“No, my yoke is not light;” she said, in that grave, sweet voice of hers, looking down at the mystic purple blossom on her breast, with the symbols of a divine passion at its heart. “I put it on too ignorantly, too confidingly, and at times the duties, the responsibilities, which I assumed with it weigh heavily. I am just learning how beautiful they are, how sacred they should be, and trying to prove worthy of them. I know that Felix did not love as I loved, when he married me,—from pity, I believe. No one told me this: I felt, I guessed it, and would have given him back his liberty, if, after patient trial, I had found that I could not make him happy.”

“Can you?”

“Yes, thank God! not only happy, but good; and henceforth duty is delight, for I can teach him to love as I love, and he is glad to learn of me.”

Months before, when the girl Gladys had betrayed her maiden tenderness, she had glowed like the dawn, and found no language but her blushes; now the woman sat there steadfast and passion-pale, owning her love with the eloquence of fervent speech; both pleading and commanding, in the name of wifehood and motherhood, for the right to claim the man she had won at such cost.

“And if you fail?”

“I shall not fail, unless you come between us. I have won Olivia’s promise not to tempt Felix’s errant fancy with her beauty. Can I not win yours to abstain from troubling his soul with still more harmful trials? It is to ask this that I speak now, and I believe I shall not speak in vain.”

“Why?”

Helwyze bent and looked into her face as he uttered that one word below his breath. He dared do no more; for there was that about her, perilously frank and lovely though she was, which held in check his lawless spirit, and made it reverence, even while it rebelled against her power over him.

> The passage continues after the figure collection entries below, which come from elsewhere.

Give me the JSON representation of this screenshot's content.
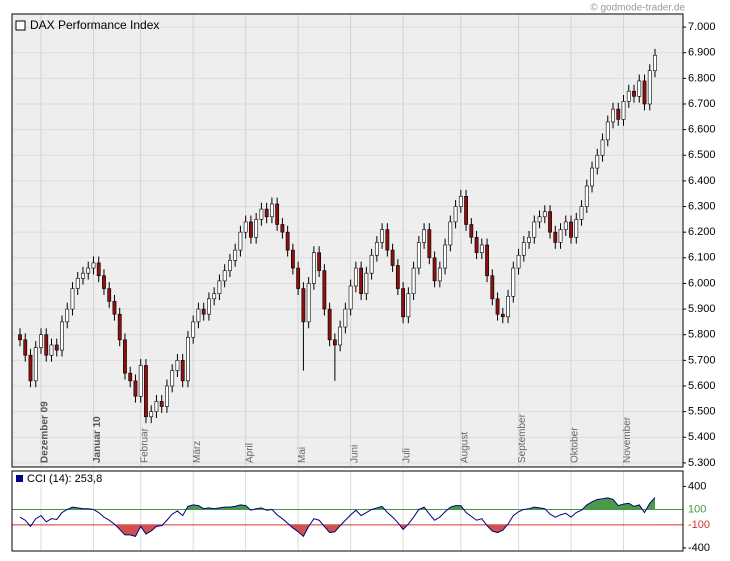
{
  "watermark": "© godmode-trader.de",
  "chart_data": [
    {
      "type": "candlestick",
      "categories": [
        null,
        null,
        null,
        null,
        "Dezember 09",
        null,
        null,
        null,
        null,
        null,
        null,
        null,
        null,
        null,
        "Januar 10",
        null,
        null,
        null,
        null,
        null,
        null,
        null,
        null,
        "Februar",
        null,
        null,
        null,
        null,
        null,
        null,
        null,
        null,
        null,
        "März",
        null,
        null,
        null,
        null,
        null,
        null,
        null,
        null,
        null,
        "April",
        null,
        null,
        null,
        null,
        null,
        null,
        null,
        null,
        null,
        "Mai",
        null,
        null,
        null,
        null,
        null,
        null,
        null,
        null,
        null,
        "Juni",
        null,
        null,
        null,
        null,
        null,
        null,
        null,
        null,
        null,
        "Juli",
        null,
        null,
        null,
        null,
        null,
        null,
        null,
        null,
        null,
        null,
        "August",
        null,
        null,
        null,
        null,
        null,
        null,
        null,
        null,
        null,
        null,
        "September",
        null,
        null,
        null,
        null,
        null,
        null,
        null,
        null,
        null,
        "Oktober",
        null,
        null,
        null,
        null,
        null,
        null,
        null,
        null,
        null,
        "November",
        null,
        null,
        null,
        null,
        null,
        null
      ],
      "series": [
        {
          "name": "DAX Performance Index",
          "up_color": "#ffffff",
          "down_color": "#8b1010",
          "open": [
            5800,
            5780,
            5720,
            5620,
            5750,
            5800,
            5720,
            5760,
            5740,
            5850,
            5900,
            5980,
            6020,
            6040,
            6060,
            6080,
            6030,
            5980,
            5930,
            5880,
            5780,
            5650,
            5620,
            5560,
            5680,
            5480,
            5500,
            5540,
            5520,
            5600,
            5660,
            5700,
            5620,
            5790,
            5850,
            5900,
            5880,
            5940,
            5960,
            6010,
            6050,
            6090,
            6130,
            6200,
            6240,
            6180,
            6250,
            6290,
            6260,
            6310,
            6230,
            6200,
            6130,
            6060,
            5980,
            5850,
            6000,
            6120,
            6050,
            5900,
            5780,
            5760,
            5830,
            5900,
            5990,
            6060,
            5960,
            6040,
            6110,
            6160,
            6210,
            6130,
            6070,
            5980,
            5870,
            5960,
            6060,
            6160,
            6210,
            6100,
            6010,
            6060,
            6150,
            6240,
            6300,
            6340,
            6230,
            6180,
            6120,
            6150,
            6030,
            5940,
            5880,
            5870,
            5950,
            6060,
            6110,
            6160,
            6180,
            6240,
            6260,
            6280,
            6200,
            6160,
            6210,
            6240,
            6180,
            6250,
            6300,
            6380,
            6450,
            6500,
            6560,
            6630,
            6680,
            6640,
            6710,
            6750,
            6730,
            6790,
            6700,
            6830
          ],
          "high": [
            5825,
            5805,
            5745,
            5775,
            5825,
            5825,
            5785,
            5785,
            5875,
            5925,
            6005,
            6045,
            6065,
            6085,
            6105,
            6105,
            6055,
            6005,
            5955,
            5905,
            5805,
            5675,
            5645,
            5705,
            5705,
            5525,
            5565,
            5565,
            5625,
            5685,
            5725,
            5725,
            5815,
            5875,
            5925,
            5925,
            5965,
            5985,
            6035,
            6075,
            6115,
            6155,
            6225,
            6265,
            6265,
            6275,
            6315,
            6315,
            6335,
            6335,
            6255,
            6225,
            6155,
            6085,
            6005,
            6025,
            6145,
            6145,
            6075,
            5925,
            5805,
            5855,
            5925,
            6015,
            6085,
            6085,
            6065,
            6135,
            6185,
            6235,
            6235,
            6155,
            6095,
            6005,
            5985,
            6085,
            6185,
            6235,
            6235,
            6125,
            6085,
            6175,
            6265,
            6325,
            6365,
            6365,
            6255,
            6205,
            6175,
            6175,
            6055,
            5965,
            5905,
            5975,
            6085,
            6135,
            6185,
            6205,
            6265,
            6285,
            6305,
            6305,
            6225,
            6235,
            6265,
            6265,
            6275,
            6325,
            6405,
            6475,
            6525,
            6585,
            6655,
            6705,
            6705,
            6735,
            6775,
            6775,
            6815,
            6815,
            6855,
            6915
          ],
          "low": [
            5755,
            5695,
            5595,
            5595,
            5725,
            5695,
            5695,
            5715,
            5715,
            5825,
            5875,
            5955,
            5995,
            6015,
            6035,
            6005,
            5955,
            5905,
            5855,
            5755,
            5625,
            5595,
            5535,
            5535,
            5455,
            5455,
            5475,
            5495,
            5495,
            5575,
            5635,
            5595,
            5595,
            5765,
            5825,
            5855,
            5855,
            5915,
            5935,
            5985,
            6025,
            6065,
            6105,
            6175,
            6155,
            6155,
            6225,
            6235,
            6235,
            6205,
            6175,
            6105,
            6035,
            5955,
            5660,
            5825,
            5975,
            6025,
            5875,
            5755,
            5620,
            5735,
            5805,
            5875,
            5965,
            5935,
            5935,
            6015,
            6085,
            6135,
            6105,
            6045,
            5955,
            5845,
            5845,
            5935,
            6035,
            6135,
            6075,
            5985,
            5985,
            6035,
            6125,
            6215,
            6275,
            6205,
            6155,
            6095,
            6095,
            6005,
            5915,
            5855,
            5845,
            5845,
            5925,
            6035,
            6085,
            6135,
            6155,
            6215,
            6235,
            6175,
            6135,
            6135,
            6185,
            6155,
            6155,
            6225,
            6275,
            6355,
            6425,
            6475,
            6535,
            6605,
            6615,
            6615,
            6685,
            6705,
            6705,
            6675,
            6675,
            6805
          ],
          "close": [
            5780,
            5720,
            5620,
            5750,
            5800,
            5720,
            5760,
            5740,
            5850,
            5900,
            5980,
            6020,
            6040,
            6060,
            6080,
            6030,
            5980,
            5930,
            5880,
            5780,
            5650,
            5620,
            5560,
            5680,
            5480,
            5500,
            5540,
            5520,
            5600,
            5660,
            5700,
            5620,
            5790,
            5850,
            5900,
            5880,
            5940,
            5960,
            6010,
            6050,
            6090,
            6130,
            6200,
            6240,
            6180,
            6250,
            6290,
            6260,
            6310,
            6230,
            6200,
            6130,
            6060,
            5980,
            5850,
            6000,
            6120,
            6050,
            5900,
            5780,
            5760,
            5830,
            5900,
            5990,
            6060,
            5960,
            6040,
            6110,
            6160,
            6210,
            6130,
            6070,
            5980,
            5870,
            5960,
            6060,
            6160,
            6210,
            6100,
            6010,
            6060,
            6150,
            6240,
            6300,
            6340,
            6230,
            6180,
            6120,
            6150,
            6030,
            5940,
            5880,
            5870,
            5950,
            6060,
            6110,
            6160,
            6180,
            6240,
            6260,
            6280,
            6200,
            6160,
            6210,
            6240,
            6180,
            6250,
            6300,
            6380,
            6450,
            6500,
            6560,
            6630,
            6680,
            6640,
            6710,
            6750,
            6730,
            6790,
            6700,
            6830,
            6890
          ]
        }
      ],
      "ylim": [
        5284,
        7051
      ],
      "yticks": [
        {
          "value": 5300,
          "label": "5.300"
        },
        {
          "value": 5400,
          "label": "5.400"
        },
        {
          "value": 5500,
          "label": "5.500"
        },
        {
          "value": 5600,
          "label": "5.600"
        },
        {
          "value": 5700,
          "label": "5.700"
        },
        {
          "value": 5800,
          "label": "5.800"
        },
        {
          "value": 5900,
          "label": "5.900"
        },
        {
          "value": 6000,
          "label": "6.000"
        },
        {
          "value": 6100,
          "label": "6.100"
        },
        {
          "value": 6200,
          "label": "6.200"
        },
        {
          "value": 6300,
          "label": "6.300"
        },
        {
          "value": 6400,
          "label": "6.400"
        },
        {
          "value": 6500,
          "label": "6.500"
        },
        {
          "value": 6600,
          "label": "6.600"
        },
        {
          "value": 6700,
          "label": "6.700"
        },
        {
          "value": 6800,
          "label": "6.800"
        },
        {
          "value": 6900,
          "label": "6.900"
        },
        {
          "value": 7000,
          "label": "7.000"
        }
      ],
      "grid": true
    },
    {
      "type": "line",
      "series": [
        {
          "name": "CCI (14): 253,8",
          "color": "#000080",
          "values": [
            0,
            -40,
            -120,
            -20,
            20,
            -60,
            -20,
            -30,
            60,
            100,
            130,
            120,
            110,
            110,
            100,
            60,
            0,
            -40,
            -90,
            -160,
            -230,
            -230,
            -250,
            -120,
            -220,
            -180,
            -120,
            -110,
            -40,
            40,
            80,
            20,
            140,
            160,
            150,
            110,
            120,
            110,
            120,
            130,
            130,
            140,
            160,
            150,
            90,
            110,
            120,
            90,
            100,
            30,
            -20,
            -80,
            -140,
            -190,
            -250,
            -120,
            -20,
            -40,
            -120,
            -200,
            -190,
            -110,
            -40,
            30,
            90,
            20,
            60,
            100,
            120,
            140,
            60,
            0,
            -70,
            -160,
            -90,
            0,
            100,
            130,
            40,
            -40,
            0,
            70,
            130,
            150,
            150,
            60,
            10,
            -40,
            -20,
            -110,
            -180,
            -200,
            -170,
            -90,
            20,
            70,
            100,
            110,
            130,
            120,
            110,
            40,
            0,
            30,
            50,
            0,
            60,
            90,
            160,
            200,
            230,
            240,
            250,
            230,
            150,
            170,
            180,
            140,
            160,
            60,
            180,
            254
          ]
        }
      ],
      "ylim": [
        -440,
        600
      ],
      "yticks": [
        400,
        -400
      ],
      "levels": [
        {
          "value": 100,
          "color": "#3f9a3f",
          "fill": "#4a9a4a"
        },
        {
          "value": -100,
          "color": "#d03030",
          "fill": "#d05050"
        }
      ]
    }
  ]
}
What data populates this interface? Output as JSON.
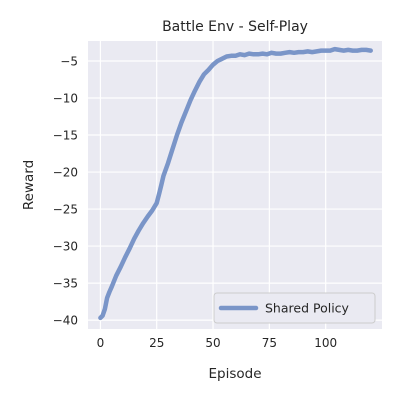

She neither shrank nor turned aside, but studied earnestly that unmoved countenance which hid a world of wild emotion so successfully, that even her eyes saw no token of it, except the deepening line between the brows.

“Because I am bold enough to think I know you better even than Olivia does; that you are not cold and cruel, and, having given me the right to live for Felix, you will not disturb our peace; that, if I look into your soul, as I looked into my husband’s, I shall find there what I seek,—justice as well as generosity.”